Старшему политруку, видно, уже не в первый раз приходилось разъяснять это недоразумение, он усмехнулся:
— Не глядите на петлицы. Это я в начале войны комиссаром БАО был. Мы не летчики, мы стройбат. Прежних командира и комиссара немцы одной бомбой списали. Меня прямо из госпиталя, а нового командира из райвоенкомата прислали. Третий день роем день и ночь. Один рубеж, что в первый день рыли, уже оставили. — Он сердито покачал головой. — А по мне, чем вот так пахать да оставлять, лучше бы в бой за Москву, как пехоту, бросили! Хотя, говорят, винтовок не хватает. Где-то лежат, а мы по ним плачем!
— Значит, тяжело под Москвой? — со страданием в голосе спросил Синцов.
Уже сколько раз за эту войну ему думалось, что самое тяжелое осталось позади, а оно опять оказывается впереди! Да и сами слова, которые он сейчас впервые вслух произнес, — «под Москвой», — вдруг потрясли его, хотя и были сказаны его собственным голосом. Под Москвой!.. Чего уж страшней!
— Мы, конечно, кроты, наше дело — землю рыть, но, видимо, тяжело, — помолчав, неохотно выговорил старший политрук и, посмотрев на бледное лицо Синцова, на повязку, добавил: — Тут медсанбат недалеко.
Синцов покачал головой:
— Нет, я воевать хочу, раз такое дело! Если разрешите, пересплю где-нибудь у вас, а утром пойду.
— Куда?
— На фронт, с любым пополнением. На большее без документов пока не рассчитываю, а бойцом, считаю, возьмут!
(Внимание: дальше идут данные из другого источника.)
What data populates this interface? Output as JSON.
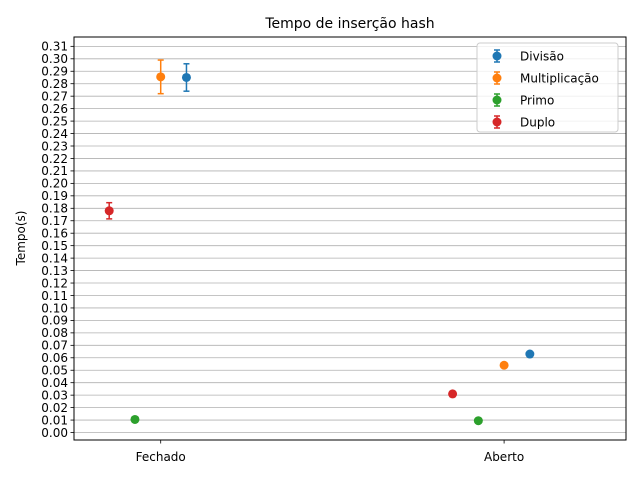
{
  "chart_data": {
    "type": "scatter",
    "title": "Tempo de inserção hash",
    "xlabel": "",
    "ylabel": "Tempo(s)",
    "categories": [
      "Fechado",
      "Aberto"
    ],
    "ylim": [
      -0.006,
      0.3175
    ],
    "yticks": [
      0.0,
      0.01,
      0.02,
      0.03,
      0.04,
      0.05,
      0.06,
      0.07,
      0.08,
      0.09,
      0.1,
      0.11,
      0.12,
      0.13,
      0.14,
      0.15,
      0.16,
      0.17,
      0.18,
      0.19,
      0.2,
      0.21,
      0.22,
      0.23,
      0.24,
      0.25,
      0.26,
      0.27,
      0.28,
      0.29,
      0.3,
      0.31
    ],
    "grid": "y",
    "legend_position": "top-right",
    "series": [
      {
        "name": "Divisão",
        "color": "#1f77b4",
        "values": [
          0.285,
          0.063
        ],
        "errors": [
          0.011,
          0.0
        ],
        "offsets": [
          0.3,
          0.3
        ]
      },
      {
        "name": "Multiplicação",
        "color": "#ff7f0e",
        "values": [
          0.2855,
          0.054
        ],
        "errors": [
          0.0135,
          0.0
        ],
        "offsets": [
          0.0,
          0.0
        ]
      },
      {
        "name": "Primo",
        "color": "#2ca02c",
        "values": [
          0.0105,
          0.0095
        ],
        "errors": [
          0.0,
          0.0
        ],
        "offsets": [
          -0.3,
          -0.3
        ]
      },
      {
        "name": "Duplo",
        "color": "#d62728",
        "values": [
          0.178,
          0.031
        ],
        "errors": [
          0.0065,
          0.0
        ],
        "offsets": [
          -0.6,
          -0.6
        ]
      }
    ]
  }
}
Старший политрук не удивился: он уже с середины рассказа Синцова ждал этого признания, потому что те, кто выходил из окружения при документах, обычно начинали с того, что с гордостью предъявляли их. Синцов рассказал, как именно он оказался без документов. Рассказал — и вдруг почувствовал, что его собеседник впервые за все время смотрит на него с недоверием, как бы говоря: «Ну чего плетешь? Ну изорвал или зарыл, когда немцы подошли… Ну понятно!.. И так бывает. А зачем врать-то?»